Business / Auto Policy

NEV subsidies making a U-turn

By Li Fusheng (China Daily) Updated: 2016-09-12 07:07

NEV subsidies making a U-turn

A worker at a new energy vehicle exhibition in Nanjing, Jiangsu province, shows how to charge an electric car. [Photo/China Daily]

Finance ministry clamps down on new-energy vehicle production amid swindlers' scandal

China is to start a new, intensified phase of developing the new energy vehicle sector after the government exposed and punished dishonest subsidized manufacturers in a bid to clean up the chaotic sector.

The Ministry of Finance on Thursday made public five swindlers who illegally obtained 1.01 billion yuan ($151.25 million) in subsidies in 2015 from the central government after an investigation of 90 such manufacturers started in early 2016.

The five-Suzhou Gemsea, Higer Bus, Wuzhoulong Motors, Chery Wanda Bus and Shaolin Bus-cheated the subsidies by claiming they sold 3,547 vehicles which were later found to be either unfinished or unsold, said the ministry on its website.

It described the five businesses as typical examples of subsidy cheaters, hinting that more might have been caught in the investigation, although no others were mentioned in the ministry's release.

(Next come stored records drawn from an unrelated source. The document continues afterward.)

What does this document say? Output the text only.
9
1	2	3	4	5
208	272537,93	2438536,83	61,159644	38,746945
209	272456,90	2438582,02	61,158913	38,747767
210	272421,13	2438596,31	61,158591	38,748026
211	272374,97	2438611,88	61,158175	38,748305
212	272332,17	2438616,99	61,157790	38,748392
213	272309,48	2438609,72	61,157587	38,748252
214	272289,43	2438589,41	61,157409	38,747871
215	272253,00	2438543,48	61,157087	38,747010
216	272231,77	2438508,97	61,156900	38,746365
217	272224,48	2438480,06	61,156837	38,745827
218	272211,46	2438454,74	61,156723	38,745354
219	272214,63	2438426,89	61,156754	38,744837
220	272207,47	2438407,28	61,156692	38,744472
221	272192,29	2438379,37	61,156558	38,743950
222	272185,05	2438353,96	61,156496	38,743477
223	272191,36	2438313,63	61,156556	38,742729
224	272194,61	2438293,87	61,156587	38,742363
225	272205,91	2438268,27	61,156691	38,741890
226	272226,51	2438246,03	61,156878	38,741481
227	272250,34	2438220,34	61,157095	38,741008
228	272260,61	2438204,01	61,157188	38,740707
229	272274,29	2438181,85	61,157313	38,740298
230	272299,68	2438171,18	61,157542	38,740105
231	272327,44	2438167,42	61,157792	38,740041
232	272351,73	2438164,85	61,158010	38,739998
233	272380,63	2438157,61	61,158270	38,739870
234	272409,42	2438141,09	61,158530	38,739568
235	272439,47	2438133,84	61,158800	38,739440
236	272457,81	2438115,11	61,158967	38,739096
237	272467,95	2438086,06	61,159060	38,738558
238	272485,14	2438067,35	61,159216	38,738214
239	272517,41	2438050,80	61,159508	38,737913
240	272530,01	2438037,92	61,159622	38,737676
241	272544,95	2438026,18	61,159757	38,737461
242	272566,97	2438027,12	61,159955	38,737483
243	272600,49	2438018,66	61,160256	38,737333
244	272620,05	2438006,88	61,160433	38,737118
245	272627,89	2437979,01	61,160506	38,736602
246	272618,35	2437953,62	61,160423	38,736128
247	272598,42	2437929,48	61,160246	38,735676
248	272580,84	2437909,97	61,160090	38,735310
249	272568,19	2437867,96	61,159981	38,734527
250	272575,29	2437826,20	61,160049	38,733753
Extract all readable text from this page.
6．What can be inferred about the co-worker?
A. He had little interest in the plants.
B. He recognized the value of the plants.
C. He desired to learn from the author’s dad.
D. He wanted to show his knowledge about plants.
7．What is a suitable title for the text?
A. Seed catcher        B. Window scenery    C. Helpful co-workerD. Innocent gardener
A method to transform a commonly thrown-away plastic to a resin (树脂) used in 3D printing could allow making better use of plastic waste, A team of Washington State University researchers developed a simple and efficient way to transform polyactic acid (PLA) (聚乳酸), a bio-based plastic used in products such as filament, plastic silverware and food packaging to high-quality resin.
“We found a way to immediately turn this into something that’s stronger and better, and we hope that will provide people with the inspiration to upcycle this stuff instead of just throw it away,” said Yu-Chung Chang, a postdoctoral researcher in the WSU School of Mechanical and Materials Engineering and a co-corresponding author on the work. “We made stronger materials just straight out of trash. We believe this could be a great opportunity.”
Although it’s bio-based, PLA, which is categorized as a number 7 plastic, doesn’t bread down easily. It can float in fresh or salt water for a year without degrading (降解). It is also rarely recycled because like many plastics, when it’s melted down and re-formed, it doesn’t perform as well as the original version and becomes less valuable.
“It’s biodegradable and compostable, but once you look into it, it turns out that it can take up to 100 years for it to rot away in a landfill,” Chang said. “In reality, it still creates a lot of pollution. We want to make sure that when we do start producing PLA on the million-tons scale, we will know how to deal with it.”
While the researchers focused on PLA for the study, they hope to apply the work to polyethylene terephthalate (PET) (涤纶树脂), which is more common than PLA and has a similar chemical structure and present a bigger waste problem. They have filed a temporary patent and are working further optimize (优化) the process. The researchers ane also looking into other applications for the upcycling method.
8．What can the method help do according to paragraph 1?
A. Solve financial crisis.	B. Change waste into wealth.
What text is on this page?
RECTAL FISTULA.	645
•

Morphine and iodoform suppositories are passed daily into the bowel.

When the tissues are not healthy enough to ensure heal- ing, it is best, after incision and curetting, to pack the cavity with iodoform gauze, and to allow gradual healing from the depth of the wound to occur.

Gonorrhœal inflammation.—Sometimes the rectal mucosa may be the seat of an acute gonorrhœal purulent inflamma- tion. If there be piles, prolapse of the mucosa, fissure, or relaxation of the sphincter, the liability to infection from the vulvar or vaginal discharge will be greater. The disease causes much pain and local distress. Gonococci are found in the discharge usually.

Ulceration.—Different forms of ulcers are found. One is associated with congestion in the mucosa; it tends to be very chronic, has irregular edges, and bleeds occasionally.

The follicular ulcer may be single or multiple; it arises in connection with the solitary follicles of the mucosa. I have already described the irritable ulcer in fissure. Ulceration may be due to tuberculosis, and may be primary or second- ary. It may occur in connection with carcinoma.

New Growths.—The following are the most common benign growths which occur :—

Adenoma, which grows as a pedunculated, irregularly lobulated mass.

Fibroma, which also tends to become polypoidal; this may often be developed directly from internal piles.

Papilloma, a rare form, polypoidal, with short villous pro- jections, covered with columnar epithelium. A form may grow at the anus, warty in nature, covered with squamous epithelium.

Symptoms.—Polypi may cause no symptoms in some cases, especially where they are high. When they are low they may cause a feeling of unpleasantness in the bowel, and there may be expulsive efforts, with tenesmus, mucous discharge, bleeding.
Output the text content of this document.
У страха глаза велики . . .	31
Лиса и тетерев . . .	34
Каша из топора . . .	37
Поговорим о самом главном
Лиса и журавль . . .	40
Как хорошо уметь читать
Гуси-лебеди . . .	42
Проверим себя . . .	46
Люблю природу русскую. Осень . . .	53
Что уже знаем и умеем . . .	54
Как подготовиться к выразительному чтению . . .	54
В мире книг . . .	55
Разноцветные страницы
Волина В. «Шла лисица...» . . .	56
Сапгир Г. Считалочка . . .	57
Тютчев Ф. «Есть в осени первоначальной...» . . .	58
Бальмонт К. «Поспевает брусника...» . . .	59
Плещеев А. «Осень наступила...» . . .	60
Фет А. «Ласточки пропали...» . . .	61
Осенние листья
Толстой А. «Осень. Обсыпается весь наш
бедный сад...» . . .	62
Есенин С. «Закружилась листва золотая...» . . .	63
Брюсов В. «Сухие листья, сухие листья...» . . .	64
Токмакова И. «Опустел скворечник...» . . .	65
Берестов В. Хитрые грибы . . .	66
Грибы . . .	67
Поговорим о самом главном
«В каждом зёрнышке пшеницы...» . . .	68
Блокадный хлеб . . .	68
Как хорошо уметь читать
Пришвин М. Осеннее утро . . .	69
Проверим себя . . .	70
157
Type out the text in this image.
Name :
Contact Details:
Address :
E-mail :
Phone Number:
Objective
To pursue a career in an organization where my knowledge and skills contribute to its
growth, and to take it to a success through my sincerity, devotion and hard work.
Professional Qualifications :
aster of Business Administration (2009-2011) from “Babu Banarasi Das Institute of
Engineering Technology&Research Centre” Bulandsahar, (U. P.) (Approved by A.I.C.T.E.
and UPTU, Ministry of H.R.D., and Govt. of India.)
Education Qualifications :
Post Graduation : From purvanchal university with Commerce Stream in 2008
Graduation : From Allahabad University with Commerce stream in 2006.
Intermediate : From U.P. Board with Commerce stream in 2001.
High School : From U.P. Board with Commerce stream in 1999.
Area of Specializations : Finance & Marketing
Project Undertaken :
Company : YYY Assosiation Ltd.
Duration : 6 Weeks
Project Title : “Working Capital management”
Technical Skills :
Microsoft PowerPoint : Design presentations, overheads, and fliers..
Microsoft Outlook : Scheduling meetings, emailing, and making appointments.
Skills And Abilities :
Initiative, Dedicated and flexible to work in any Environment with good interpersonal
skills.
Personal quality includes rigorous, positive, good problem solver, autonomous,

The ministry said the five companies shall return the illegally obtained subsidies, be fined and be disqualified for subsidies in 2016. Gemsea, which had the most severe violations, will be stripped of its qualifications as an automaker.

Vice-Premier Ma Kai said at a meeting on July 6 that the central government will severely punish automakers who illegally claim subsidies, according to Caixin magazine.

The central government started offering subsidies to stimulate the production of new energy vehicles in 2009 and 33.4 billion yuan had been earmarked by the end of 2015, said the ministry.

Late last month, Song Qiuling, a finance ministry official, said at a forum on new energy vehicles that it is considering raising the threshold at which carmakers qualify to receive subsidies from the central government.

"The 'one-size-fits-all' subsidy scheme was effective in the early stages, but it may result in carmakers being over-reliant on financial stimuli and make them reluctant to do research and development, which would lead to poorer-quality products," said Song.

A report from the National Development and Reform Commission, the top economic planner, shows that China is home to more than 200 manufacturers of new energy passenger vehicles, buses and special-use vehicles, but they lag behind global leaders in terms of quality, reliability and technology.

Zhang Zhiyong, an independent auto analyst in Beijing, said some manufacturers had identified subsidies as a source of fast money from the very start and had no intention of producing competitive cars.

In fact, China has started cutting subsidies to the new-energy auto sector, and will cease all subsidies at the end of 2020.

Zhang believes subsidies might have done more harm than good.

"Cutting the subsidies will help to clean the sector. Those who have been focusing on money will go away, and those who stay are probably those who are really dedicated to the sector."

The authorities are also planning to curb the swarm of companies planning to make forays into the sector.

In early August, the Ministry of Industry and Information Technology released more stringent regulations for qualifications of new energy vehicle manufacturers for public opinion.

Among others, it proposes that carmakers will not be allowed to apply for a license unless they are capable of developing a control system and coordinating power and drive systems.

According to current regulations, knowledge of one of the three systems is sufficient, and both carmakers and car modifiers are allowed to apply for a license.

Dong Yang, executive vice-president of the China Association of Automobile Manufacturers, said the government wants to limit the number of carmakers dedicated to new energy vehicles to 10.

Yale Zhang, managing director of consulting firm Automotive Foresight, said the move might result in a small elite of companies at the expense of entrepreneurial startups.

He suggests easy access but strict supervision.

"The door should be wide open to all those who want to come but only those who can pass strict examinations can sell their products to the market," he said.

Chen Qingtai, director of China EV 100, a non-profit organization dedicated to new energy vehicles, said that Chinese carmakers must address the critical question of how the industry stays competitive as international rivals are introducing a growing number of products into the market.

"A key to meet the challenge (facing the domestic industry) is to make further breakthroughs in core technologies and substantially improve our competitive edge," said Chen.

Yale Zhang's solution is that the government should not set a sales goal and let the market have its say.

The goal of putting 5 million new energy cars on the road by 2020 would make sales, instead of technology, the top priority for Chinese automakers, said Zhang, adding that merely 20 percent of new energy vehicle buyers in China were individuals.

In 2014, China sold 75,000 new energy vehicles. Last year, the figure was 330,000 units. Throughout the first seven months of this year, 207,000 new energy vehicles were sold, more than double the number of the same period last year.